10 Points to Get Higher Appraisals for your Antiques
Anyone who has decided to sell an antique knows that there are ways to increase its appraisal value, just as there are ways for an appraiser to minimize its value. The key, of course, is to know what appraisers look for before you ask for a valuation of your antiques and collectibles. Nowadays, you can get online antique appraisals by emailing photos and information about the piece.
#1. Maker’s Mark
Manufacturers place their stamp on the items they produce. This stamp is referred to as a Maker’s Mark. In the world of antiques, Maker’s Marks are gold. These marks unequivocally identify who produced the item and will also be the basis for determining its value.
#2. Designer Marks
If you have something that is handcrafted, such as a ceramic bowl, frequently the designer or artist adds their mark or signature to the work. If that mark is found, and the designer or artist is popular, it could add significant value to your piece.
The condition of your antique is important. Obviously, antiques that are in perfect condition will fetch the highest appraisal value, but even a damaged antique is not automatically worthless. Normal wear and tear is typical in many antiques, so that in and of itself will not lower the appraisal value.
If you repair or attempt to restore any faults that you find in your antique, it will significantly decrease its value. It would be better to leave the repairs to the purchaser who has the resources to have them performed correctly.
Mass-produced items, unless extremely popular, will typically have less value than something that is handcrafted, a trial piece for mass manufacture, or an exhibition piece.
#6. Fashionable Items
As with almost anything, items that are in fashion will fetch a higher price. To take advantage of this, you must pay attention to current trends. For example, at one time, porcelain pieces that were typically displayed on mantles and knick-knack shelves were worth quite a bit. Currently, this interior design mainstay is unpopular, and these items have lost value.
Obviously, verifying the authenticity of your item will increase its value. A Maker’s Mark or artist’s signature will help in this verification. But if you have an antique that is over 100 years old and has virtually no wear and tear, you should be wary.

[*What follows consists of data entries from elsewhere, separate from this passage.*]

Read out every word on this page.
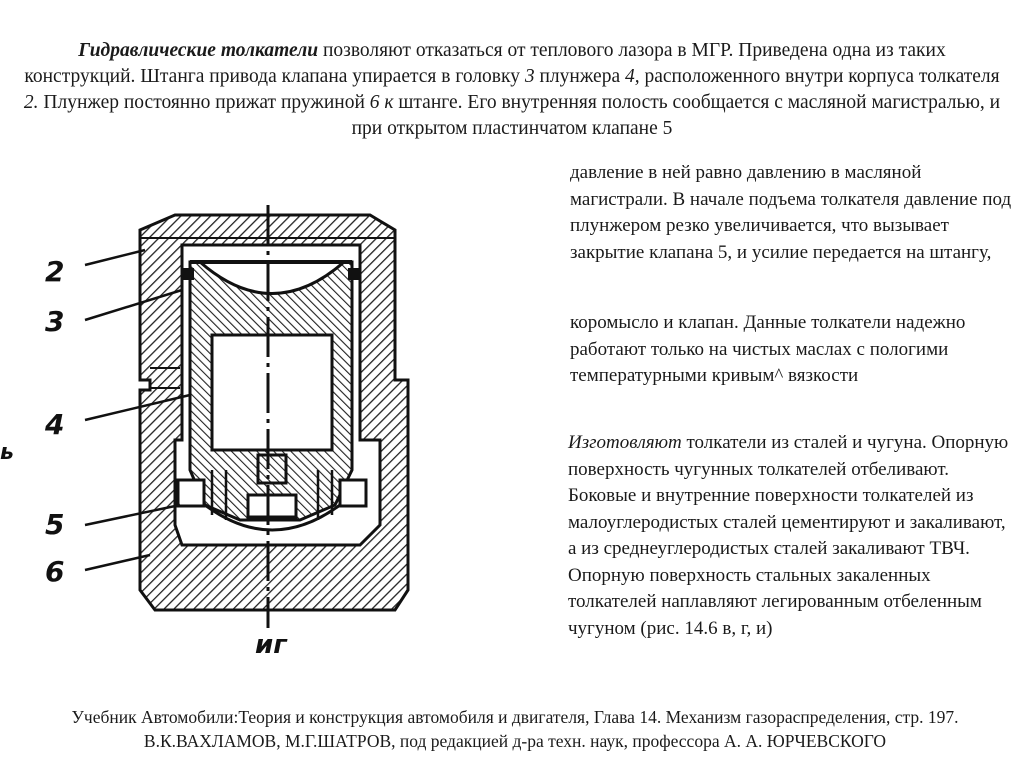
Гидравлические толкатели позволяют отказаться от теплового лазора в МГР. Приведена одна из таких конструкций. Штанга привода клапана упирается в головку 3 плунжера 4, расположенного внутри корпуса толкателя 2. Плунжер постоянно прижат пружиной 6 к штанге. Его внутренняя полость сообщается с масляной магистралью, и при открытом пластинчатом клапане 5
давление в ней равно давлению в масляной магистрали. В начале подъема толкателя давление под плунжером резко увеличивается, что вызывает закрытие клапана 5, и усилие передается на штангу,
коромысло и клапан. Данные толкатели надежно работают только на чистых маслах с пологими температурными кривым^ вязкости
Изготовляют толкатели из сталей и чугуна. Опорную поверхность чугунных толкателей отбеливают. Боковые и внутренние поверхности толкателей из малоуглеродистых сталей цементируют и закаливают, а из среднеуглеродистых сталей закаливают ТВЧ. Опорную поверхность стальных закаленных толкателей наплавляют легированным отбеленным чугуном (рис. 14.6 в, г, и)
2
3
4
5
6
иг
ь
Учебник Автомобили:Теория и конструкция автомобиля и двигателя, Глава 14. Механизм газораспределения, стр. 197. В.К.ВАХЛАМОВ, М.Г.ШАТРОВ, под редакцией д-ра техн. наук, профессора А. А. ЮРЧЕВСКОГО
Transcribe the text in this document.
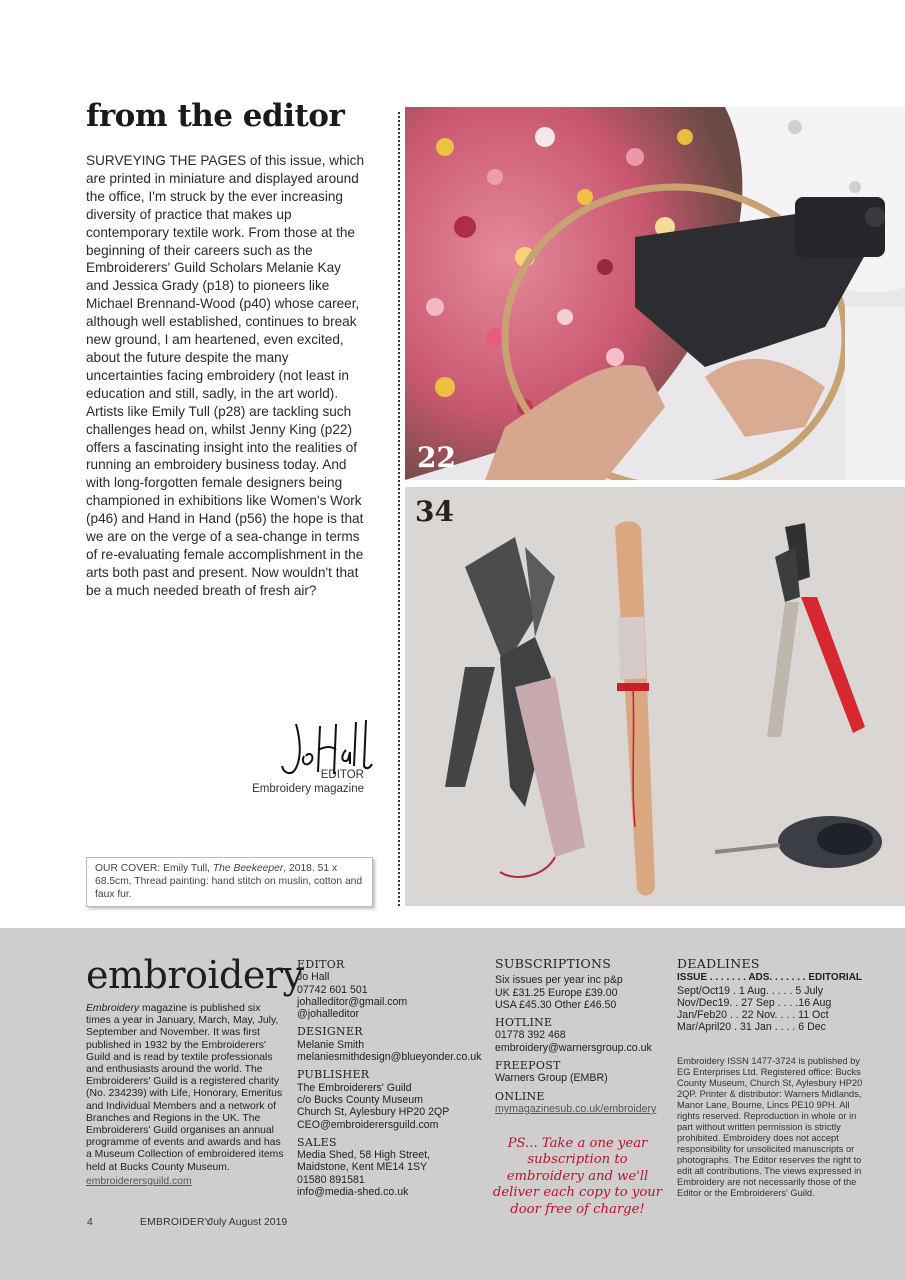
from the editor

SURVEYING THE PAGES of this issue, which are printed in miniature and displayed around the office, I'm struck by the ever increasing diversity of practice that makes up contemporary textile work. From those at the beginning of their careers such as the Embroiderers' Guild Scholars Melanie Kay and Jessica Grady (p18) to pioneers like Michael Brennand-Wood (p40) whose career, although well established, continues to break new ground, I am heartened, even excited, about the future despite the many uncertainties facing embroidery (not least in education and still, sadly, in the art world). Artists like Emily Tull (p28) are tackling such challenges head on, whilst Jenny King (p22) offers a fascinating insight into the realities of running an embroidery business today. And with long-forgotten female designers being championed in exhibitions like Women's Work (p46) and Hand in Hand (p56) the hope is that we are on the verge of a sea-change in terms of re-evaluating female accomplishment in the arts both past and present. Now wouldn't that be a much needed breath of fresh air?

EDITOR
Embroidery magazine
OUR COVER: Emily Tull, The Beekeeper, 2018. 51 x 68.5cm. Thread painting: hand stitch on muslin, cotton and faux fur.
22
34
embroidery
Embroidery magazine is published six times a year in January, March, May, July, September and November. It was first published in 1932 by the Embroiderers' Guild and is read by textile professionals and enthusiasts around the world. The Embroiderers' Guild is a registered charity (No. 234239) with Life, Honorary, Emeritus and Individual Members and a network of Branches and Regions in the UK. The Embroiderers' Guild organises an annual programme of events and awards and has a Museum Collection of embroidered items held at Bucks County Museum.
embroiderersguild.com
EDITOR
Jo Hall
07742 601 501
johalleditor@gmail.com
@johalleditor
DESIGNER
Melanie Smith
melaniesmithdesign@blueyonder.co.uk
PUBLISHER
The Embroiderers' Guild
c/o Bucks County Museum
Church St, Aylesbury HP20 2QP
CEO@embroiderersguild.com
SALES
Media Shed, 58 High Street,
Maidstone, Kent ME14 1SY
01580 891581
info@media-shed.co.uk
SUBSCRIPTIONS
Six issues per year inc p&p
UK £31.25 Europe £39.00
USA £45.30 Other £46.50
HOTLINE
01778 392 468
embroidery@warnersgroup.co.uk
FREEPOST
Warners Group (EMBR)
ONLINE
mymagazinesub.co.uk/embroidery
PS... Take a one year subscription to embroidery and we'll deliver each copy to your door free of charge!
DEADLINES
ISSUE . . . . . . . ADS. . . . . . . EDITORIAL
Sept/Oct19 . 1 Aug. . . . . 5 July
Nov/Dec19. . 27 Sep . . . .16 Aug
Jan/Feb20 . . 22 Nov. . . . 11 Oct
Mar/April20 . 31 Jan . . . . 6 Dec
Embroidery ISSN 1477-3724 is published by EG Enterprises Ltd. Registered office: Bucks County Museum, Church St, Aylesbury HP20 2QP. Printer & distributor: Warners Midlands, Manor Lane, Bourne, Lincs PE10 9PH. All rights reserved. Reproduction in whole or in part without written permission is strictly prohibited. Embroidery does not accept responsibility for unsolicited manuscripts or photographs. The Editor reserves the right to edit all contributions. The views expressed in Embroidery are not necessarily those of the Editor or the Embroiderers' Guild.
4	EMBROIDERY
July August 2019
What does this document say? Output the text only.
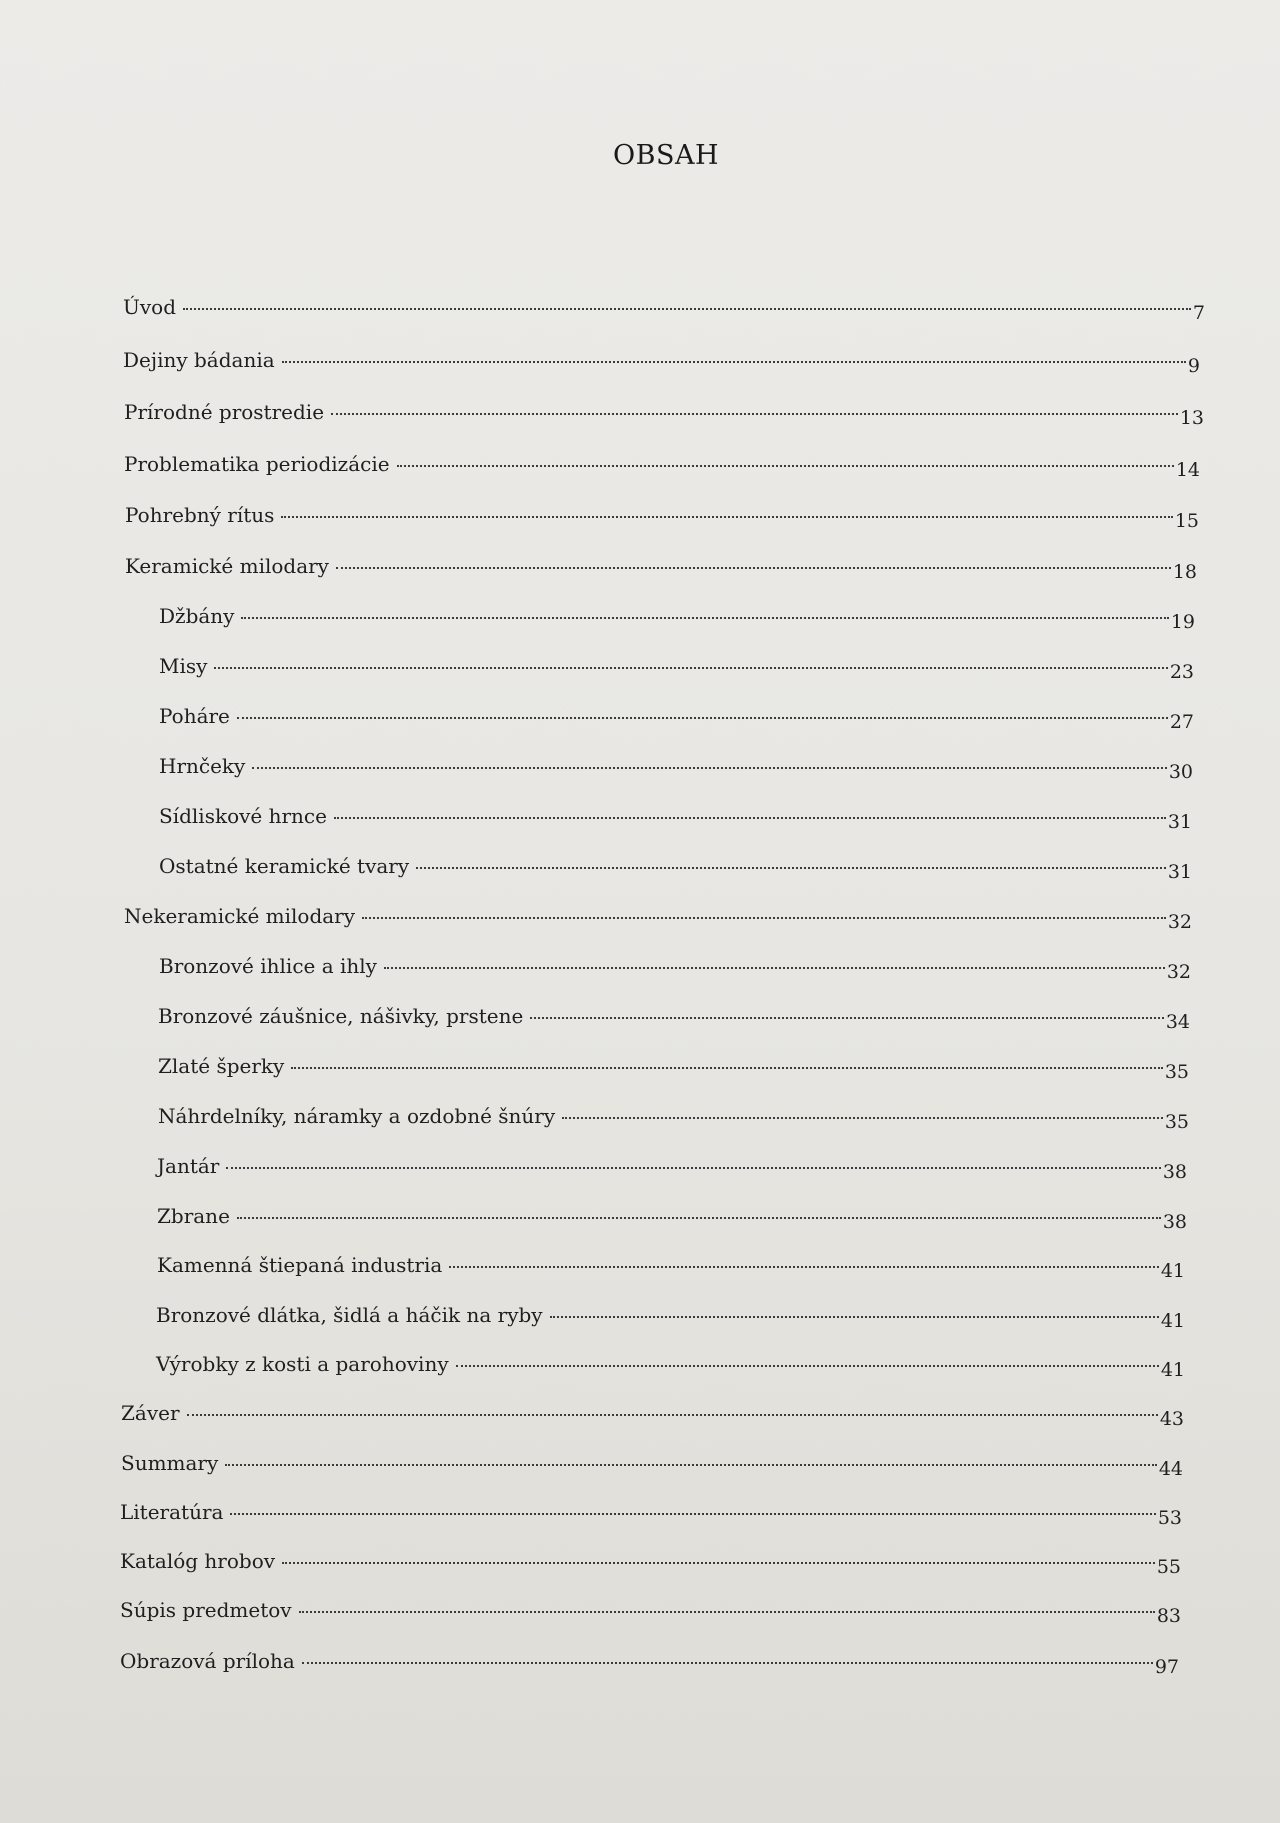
OBSAH
Úvod	7
Dejiny bádania	9
Prírodné prostredie	13
Problematika periodizácie	14
Pohrebný rítus	15
Keramické milodary	18
Džbány	19
Misy	23
Poháre	27
Hrnčeky	30
Sídliskové hrnce	31
Ostatné keramické tvary	31
Nekeramické milodary	32
Bronzové ihlice a ihly	32
Bronzové záušnice, nášivky, prstene	34
Zlaté šperky	35
Náhrdelníky, náramky a ozdobné šnúry	35
Jantár	38
Zbrane	38
Kamenná štiepaná industria	41
Bronzové dlátka, šidlá a háčik na ryby	41
Výrobky z kosti a parohoviny	41
Záver	43
Summary	44
Literatúra	53
Katalóg hrobov	55
Súpis predmetov	83
Obrazová príloha	97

Provenance is particularly important with artwork due to the skill of forgers. Provenance is akin to a police chain of custody. The better your ability to document when the artwork changed hands, the better the chance of getting top dollar.
#9. Specific Collectible Categories
Many collectibles are placed into categories such as toys or Americana. In Bradenton, Clearwater, and Tampa, many auction houses are devoted to those particular categories. If you can find that auction house, many will help you find the value of antiques for free. You can send them photos of your collectible, and they will return with the potential value.
Books that have their jackets are worth more than those without. If you have a first edition book, do not write your name in it. That is the death knell for a high valuation.